During the initial positioning phase the system acoustic guidance beams operate in a pulsed mode (in the same way as a standard active sonar transmitter) to aid accurate identification of the object to/towards which the GUO 100 is to be directed.

A schematic diagram showing key steps in the guidance process are shown in FIG. 11. Data from the INS and search sonar are passed to a control computer which controls steering of the transmitter arrays 402A, 402B, 402C, 402D and provides for the necessary waveforms to be passed to elements of the transmitter arrays 402A, 402B, 402C, 402D. FIG. 12 shows a similar process used where the system 400 has transmitter arrays which are mechanically-steered by a motor and a motor-controller.

Once the GUO 100 has been launched the remote guidance system 400 is operated as follows: the transmitter arrays 402A, 402B, 402C, 402D will be switched to provide continuous transmission at their particular frequencies; the transmitter arrays 402A, 402B, 402C, 402D are pointed so that the null 304 of the acoustic beams 302A, 302B, 302C, 302D is pointed directly at the object to, or towards which, the SPUO 100 is to be directed (this point of aim was previously created using the method described above); during the flight time of the GUO 100 the acoustic beams 302A, 302B, 302C, 302D are adjusted to correct for motion of the remote guidance system 400, based upon INS and other sensor information.
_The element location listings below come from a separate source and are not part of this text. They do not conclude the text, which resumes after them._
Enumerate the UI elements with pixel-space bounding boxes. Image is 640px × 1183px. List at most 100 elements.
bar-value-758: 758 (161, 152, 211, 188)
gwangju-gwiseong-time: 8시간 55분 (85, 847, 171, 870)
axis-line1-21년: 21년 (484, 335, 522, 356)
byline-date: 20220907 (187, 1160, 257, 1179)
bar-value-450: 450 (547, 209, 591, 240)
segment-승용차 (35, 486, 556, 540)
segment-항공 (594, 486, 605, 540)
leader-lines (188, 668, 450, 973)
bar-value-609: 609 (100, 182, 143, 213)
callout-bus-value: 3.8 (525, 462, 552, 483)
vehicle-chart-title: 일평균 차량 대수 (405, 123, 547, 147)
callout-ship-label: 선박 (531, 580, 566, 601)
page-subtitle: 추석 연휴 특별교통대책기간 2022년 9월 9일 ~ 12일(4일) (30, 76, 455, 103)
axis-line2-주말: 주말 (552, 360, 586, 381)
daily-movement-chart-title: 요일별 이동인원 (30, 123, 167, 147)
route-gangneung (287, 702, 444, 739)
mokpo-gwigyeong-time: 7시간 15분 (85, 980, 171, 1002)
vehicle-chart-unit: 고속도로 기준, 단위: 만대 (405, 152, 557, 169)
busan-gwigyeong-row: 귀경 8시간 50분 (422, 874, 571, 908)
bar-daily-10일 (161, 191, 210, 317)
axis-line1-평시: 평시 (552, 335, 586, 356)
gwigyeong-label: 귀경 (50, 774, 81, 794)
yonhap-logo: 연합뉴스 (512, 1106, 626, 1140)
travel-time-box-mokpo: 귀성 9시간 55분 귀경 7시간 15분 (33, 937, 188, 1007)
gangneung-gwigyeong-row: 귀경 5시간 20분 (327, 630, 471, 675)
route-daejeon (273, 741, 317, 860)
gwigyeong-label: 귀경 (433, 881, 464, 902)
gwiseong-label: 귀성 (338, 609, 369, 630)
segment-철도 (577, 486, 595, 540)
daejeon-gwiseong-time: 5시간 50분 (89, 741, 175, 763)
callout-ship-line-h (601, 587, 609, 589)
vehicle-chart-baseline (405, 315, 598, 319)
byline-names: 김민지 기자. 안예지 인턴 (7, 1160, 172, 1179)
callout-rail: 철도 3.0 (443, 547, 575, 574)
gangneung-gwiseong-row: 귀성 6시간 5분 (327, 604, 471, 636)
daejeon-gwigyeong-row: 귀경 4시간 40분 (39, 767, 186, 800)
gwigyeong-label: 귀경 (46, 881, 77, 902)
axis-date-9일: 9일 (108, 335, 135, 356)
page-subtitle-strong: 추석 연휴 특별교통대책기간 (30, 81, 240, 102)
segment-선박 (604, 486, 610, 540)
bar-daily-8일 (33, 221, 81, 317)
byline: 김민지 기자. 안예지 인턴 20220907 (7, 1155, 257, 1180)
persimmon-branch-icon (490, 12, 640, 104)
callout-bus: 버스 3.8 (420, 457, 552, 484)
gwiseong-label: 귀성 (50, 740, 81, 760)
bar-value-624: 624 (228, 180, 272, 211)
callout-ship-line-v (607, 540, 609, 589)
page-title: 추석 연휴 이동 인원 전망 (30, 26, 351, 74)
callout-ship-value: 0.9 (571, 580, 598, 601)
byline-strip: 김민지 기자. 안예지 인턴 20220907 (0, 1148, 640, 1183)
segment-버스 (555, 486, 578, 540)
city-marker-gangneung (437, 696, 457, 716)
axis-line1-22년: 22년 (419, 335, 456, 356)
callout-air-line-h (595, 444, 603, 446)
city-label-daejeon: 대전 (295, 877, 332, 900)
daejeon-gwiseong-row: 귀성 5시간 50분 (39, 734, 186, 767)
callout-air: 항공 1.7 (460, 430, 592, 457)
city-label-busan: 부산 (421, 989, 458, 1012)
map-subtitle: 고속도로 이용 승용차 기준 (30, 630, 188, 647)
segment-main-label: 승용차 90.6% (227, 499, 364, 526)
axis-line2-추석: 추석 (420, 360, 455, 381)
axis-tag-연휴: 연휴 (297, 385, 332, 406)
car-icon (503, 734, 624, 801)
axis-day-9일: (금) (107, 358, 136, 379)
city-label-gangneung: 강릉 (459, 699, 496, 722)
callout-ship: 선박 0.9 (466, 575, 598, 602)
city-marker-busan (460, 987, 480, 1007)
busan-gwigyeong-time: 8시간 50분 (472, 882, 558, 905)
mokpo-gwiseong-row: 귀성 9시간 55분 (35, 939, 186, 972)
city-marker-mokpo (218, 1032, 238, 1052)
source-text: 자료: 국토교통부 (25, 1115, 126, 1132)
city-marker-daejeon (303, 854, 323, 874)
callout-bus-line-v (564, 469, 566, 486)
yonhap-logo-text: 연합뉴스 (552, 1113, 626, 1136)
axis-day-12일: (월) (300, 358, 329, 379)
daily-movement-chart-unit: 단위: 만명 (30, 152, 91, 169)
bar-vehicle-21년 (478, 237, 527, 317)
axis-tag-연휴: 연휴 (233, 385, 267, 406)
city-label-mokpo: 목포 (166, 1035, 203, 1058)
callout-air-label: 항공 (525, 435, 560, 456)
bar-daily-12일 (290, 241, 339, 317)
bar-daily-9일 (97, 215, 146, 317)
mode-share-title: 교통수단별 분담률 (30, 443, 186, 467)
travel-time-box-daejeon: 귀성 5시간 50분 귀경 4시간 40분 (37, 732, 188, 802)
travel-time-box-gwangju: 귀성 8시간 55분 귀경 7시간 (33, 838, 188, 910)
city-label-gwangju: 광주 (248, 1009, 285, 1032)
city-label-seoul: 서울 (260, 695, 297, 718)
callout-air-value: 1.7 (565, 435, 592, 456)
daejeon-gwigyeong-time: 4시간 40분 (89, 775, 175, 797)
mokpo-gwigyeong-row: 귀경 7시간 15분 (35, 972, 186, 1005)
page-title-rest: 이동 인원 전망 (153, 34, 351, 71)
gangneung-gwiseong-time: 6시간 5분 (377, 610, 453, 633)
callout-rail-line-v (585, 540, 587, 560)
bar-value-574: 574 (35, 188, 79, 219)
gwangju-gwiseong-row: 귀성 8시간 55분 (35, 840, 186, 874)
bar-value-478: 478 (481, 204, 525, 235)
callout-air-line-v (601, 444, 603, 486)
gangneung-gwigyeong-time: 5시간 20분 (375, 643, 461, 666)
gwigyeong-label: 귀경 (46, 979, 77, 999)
The direction of the null 304 can be varied during the time of flight of the GUO 100. If required, the transmitter arrays 402A, 402B, 402C, 402D may be steered to a capture direction (which is optimised to ensure that the vehicle is captured between the acoustic beams) at launch and then moved steadily back to the required alignment to ensure that the GUO 100 arrives at the required position.

In FIG. 8 a vehicle launch point is shown in the centre of the remote guidance system 400. This denotes an ideal situation, whereby the GUO 100 will be launched from within the null 304, maximising the probability of the guidance system 400 capturing the GUO 100. Other techniques are equally possible, whereby the GUO 100 is launched from a remote position and aimed towards an intercept point with the acoustic beams. The remote guidance system 400 will naturally draw the vehicle towards the null 304 as soon as acoustic signals are encountered. If problems are encountered in this area, then some broad (200-300) beams can be added outside beams 302A, 302B, 302C, 302D for the first 100 m of vehicle movement to ensure capture of the SPUO 100. (Reducing the number of elements in the transmitter arrays 402A, 402B, 402C, 402D will naturally broaden the acoustic beams 302A, 302B, 302C, 302D.)

FIG. 11 shows an alternative remote guidance system 410 comprising a series of line arrays 412A, 412B, 412C, 412D. Each array 412A, 412B, 412C, 412D creates a 3.44 degree by 24 degree beam, two (412A, 412C) of which are narrow in the vertical for up/down guidance and two (412B, 412D) of which are narrow in the horizontal for left/right guidance. Electronic or mechanical steering may also be used to control the direction flown by the vehicle. The use of 9 elements in the upper (412A) and lower (412C) arrays supports electronic beam steering though +/12 degrees, whilst the use of two elements in the left and right hand arrays 412B, 412D supports left/right steering of +/3.5 degrees. The system 410 is thus simpler than the system 400, as it uses only 22 individual transmitter elements, rather than the 72 used to produce conical control beams. Mechanical beam steering may also be used in the system 410, again resulting in use of simpler, single element, transmitters but more complex mechanical systems.

Another remote guidance system 420 is shown in FIG. 12 in which three line arrays 422P. 422Q, 422R are arranged with an angular spacing of 120, with steering of the acoustic beams being achieved mechanically.

Although the GUO 100 is self-propelled, other embodiments of the invention may be non-self-propelled, e.g. an underwater projectile given an initial impulse at launch sufficient for the projectile to have a desired range but having no propulsion means.